L’installation de SHEIN dans le BHV parisien et les Galeries Lafayette marque une nouvelle étape dans la conquête mondiale des plateformes d’ultra fast-fashion. Elle n’est pas un simple pari commercial, mais une stratégie de légitimation, de normalisation — un défi direct aux textes législatifs qui tentent encore de contenir ce modèle.
Mais cette bataille dépasse le cas français : Temu, Shein, et d’autres acteurs émergents structurent un monde où le vêtement jetable, ultra bon marché et produit dans des chaînes opaques devient la norme. Si la France ne se dote pas d’une loi ambitieuse, globale et adaptée à cette nouvelle donne, elle risque de devenir le terrain d’expérimentation d’un modèle insoutenable.
À l’horizon, on peut envisager une législation plus audacieuse encore : un label « mode responsable obligatoire », une taxation écologique sur les volumes, un contrôle renforcé aux frontières sur les importations textiles low-cost, une obligation de transparence sur les émissions et externalités, et un soutien massif aux alternatives durables — marques locales, filières réparatrices, économie circulaire.

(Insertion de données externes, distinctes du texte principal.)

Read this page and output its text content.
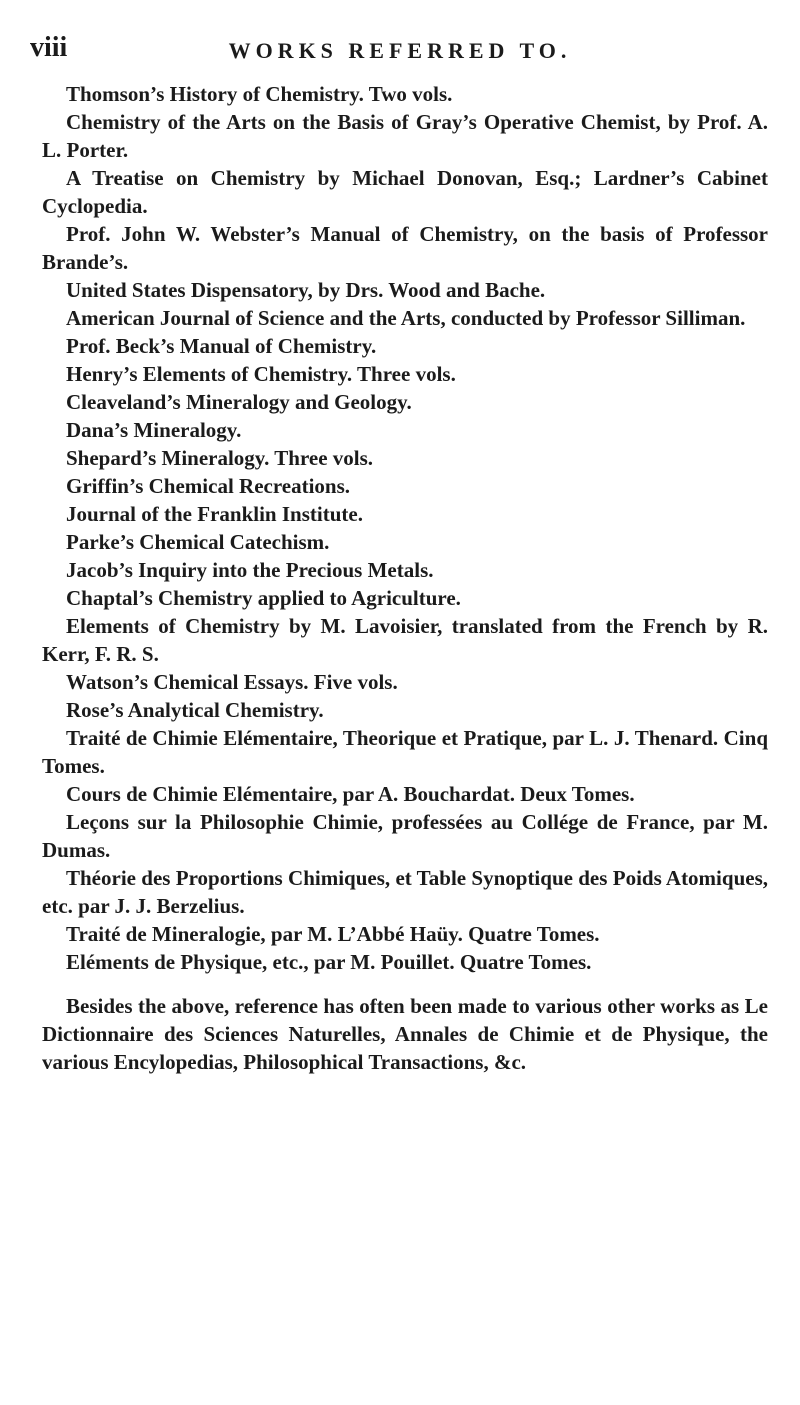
viii	WORKS REFERRED TO.

Thomson’s History of Chemistry. Two vols.

Chemistry of the Arts on the Basis of Gray’s Operative Chemist, by Prof. A. L. Porter.

A Treatise on Chemistry by Michael Donovan, Esq.; Lardner’s Cabinet Cyclopedia.

Prof. John W. Webster’s Manual of Chemistry, on the basis of Professor Brande’s.

United States Dispensatory, by Drs. Wood and Bache.

American Journal of Science and the Arts, conducted by Professor Silliman.

Prof. Beck’s Manual of Chemistry.

Henry’s Elements of Chemistry. Three vols.

Cleaveland’s Mineralogy and Geology.

Dana’s Mineralogy.

Shepard’s Mineralogy. Three vols.

Griffin’s Chemical Recreations.

Journal of the Franklin Institute.

Parke’s Chemical Catechism.

Jacob’s Inquiry into the Precious Metals.

Chaptal’s Chemistry applied to Agriculture.

Elements of Chemistry by M. Lavoisier, translated from the French by R. Kerr, F. R. S.

Watson’s Chemical Essays. Five vols.

Rose’s Analytical Chemistry.

Traité de Chimie Elémentaire, Theorique et Pratique, par L. J. Thenard. Cinq Tomes.

Cours de Chimie Elémentaire, par A. Bouchardat. Deux Tomes.

Leçons sur la Philosophie Chimie, professées au Collége de France, par M. Dumas.

Théorie des Proportions Chimiques, et Table Synoptique des Poids Atomiques, etc. par J. J. Berzelius.

Traité de Mineralogie, par M. L’Abbé Haüy. Quatre Tomes.

Eléments de Physique, etc., par M. Pouillet. Quatre Tomes.

Besides the above, reference has often been made to various other works as Le Dictionnaire des Sciences Naturelles, Annales de Chimie et de Physique, the various Encylopedias, Philosophical Transactions, &c.
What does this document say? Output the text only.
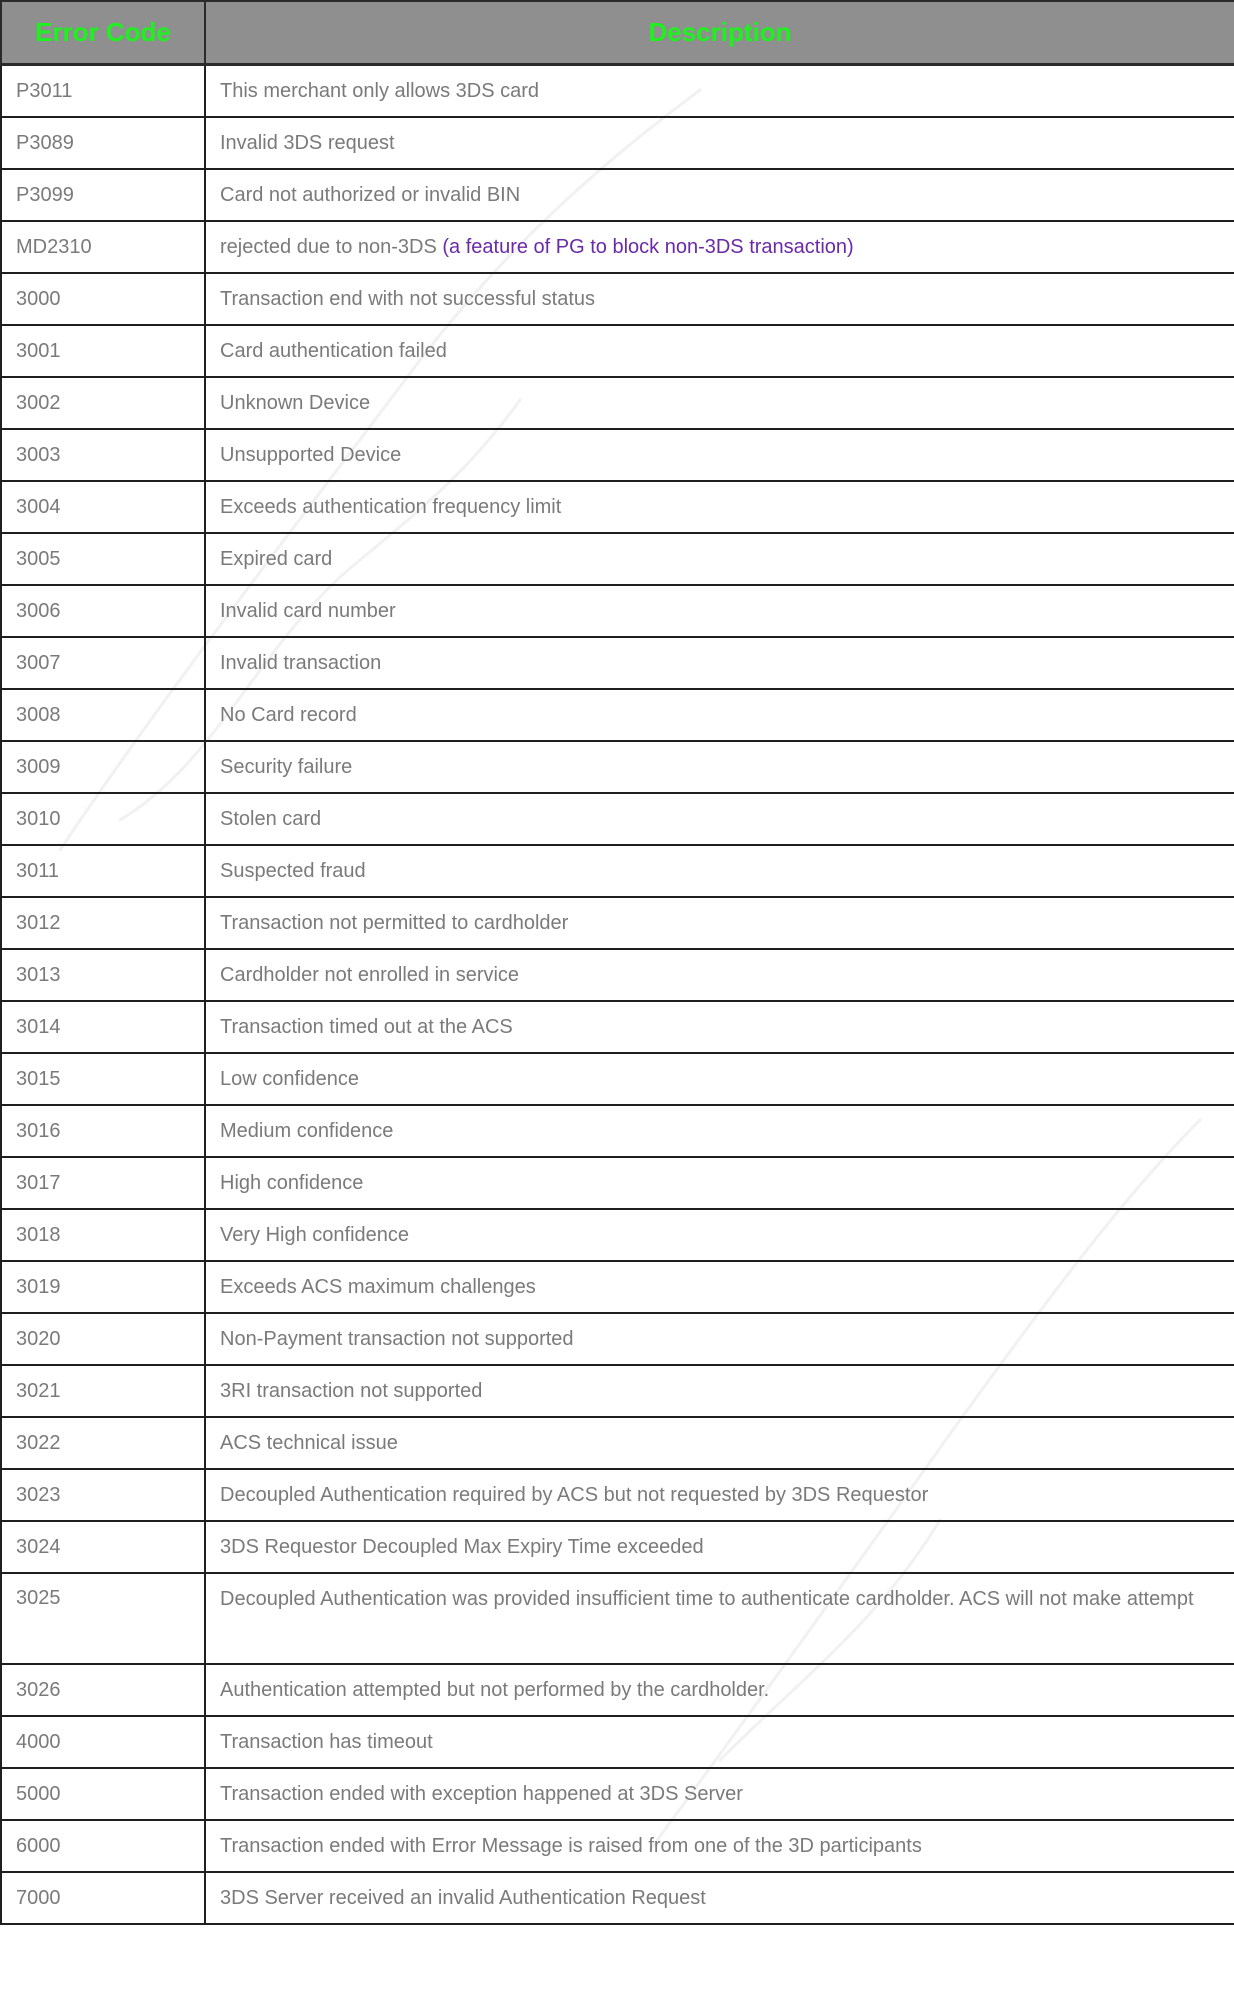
Error Code	Description
P3011	This merchant only allows 3DS card
P3089	Invalid 3DS request
P3099	Card not authorized or invalid BIN
MD2310	rejected due to non-3DS (a feature of PG to block non-3DS transaction)
3000	Transaction end with not successful status
3001	Card authentication failed
3002	Unknown Device
3003	Unsupported Device
3004	Exceeds authentication frequency limit
3005	Expired card
3006	Invalid card number
3007	Invalid transaction
3008	No Card record
3009	Security failure
3010	Stolen card
3011	Suspected fraud
3012	Transaction not permitted to cardholder
3013	Cardholder not enrolled in service
3014	Transaction timed out at the ACS
3015	Low confidence
3016	Medium confidence
3017	High confidence
3018	Very High confidence
3019	Exceeds ACS maximum challenges
3020	Non-Payment transaction not supported
3021	3RI transaction not supported
3022	ACS technical issue
3023	Decoupled Authentication required by ACS but not requested by 3DS Requestor
3024	3DS Requestor Decoupled Max Expiry Time exceeded
3025	Decoupled Authentication was provided insufficient time to authenticate cardholder. ACS will not make attempt
3026	Authentication attempted but not performed by the cardholder.
4000	Transaction has timeout
5000	Transaction ended with exception happened at 3DS Server
6000	Transaction ended with Error Message is raised from one of the 3D participants
7000	3DS Server received an invalid Authentication Request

Ce territoire législatif doit être défini non pas en réaction à une marque particulière, mais pour protéger le droit à un modèle textile soutenable, équitable et respectueux des droits fondamentaux. Car ce n’est pas seulement une marque qu’il faut encadrer : c’est un système, et notre capacité à le réformer déterminera la résilience de notre économie, de notre environnement, et de notre société de demain.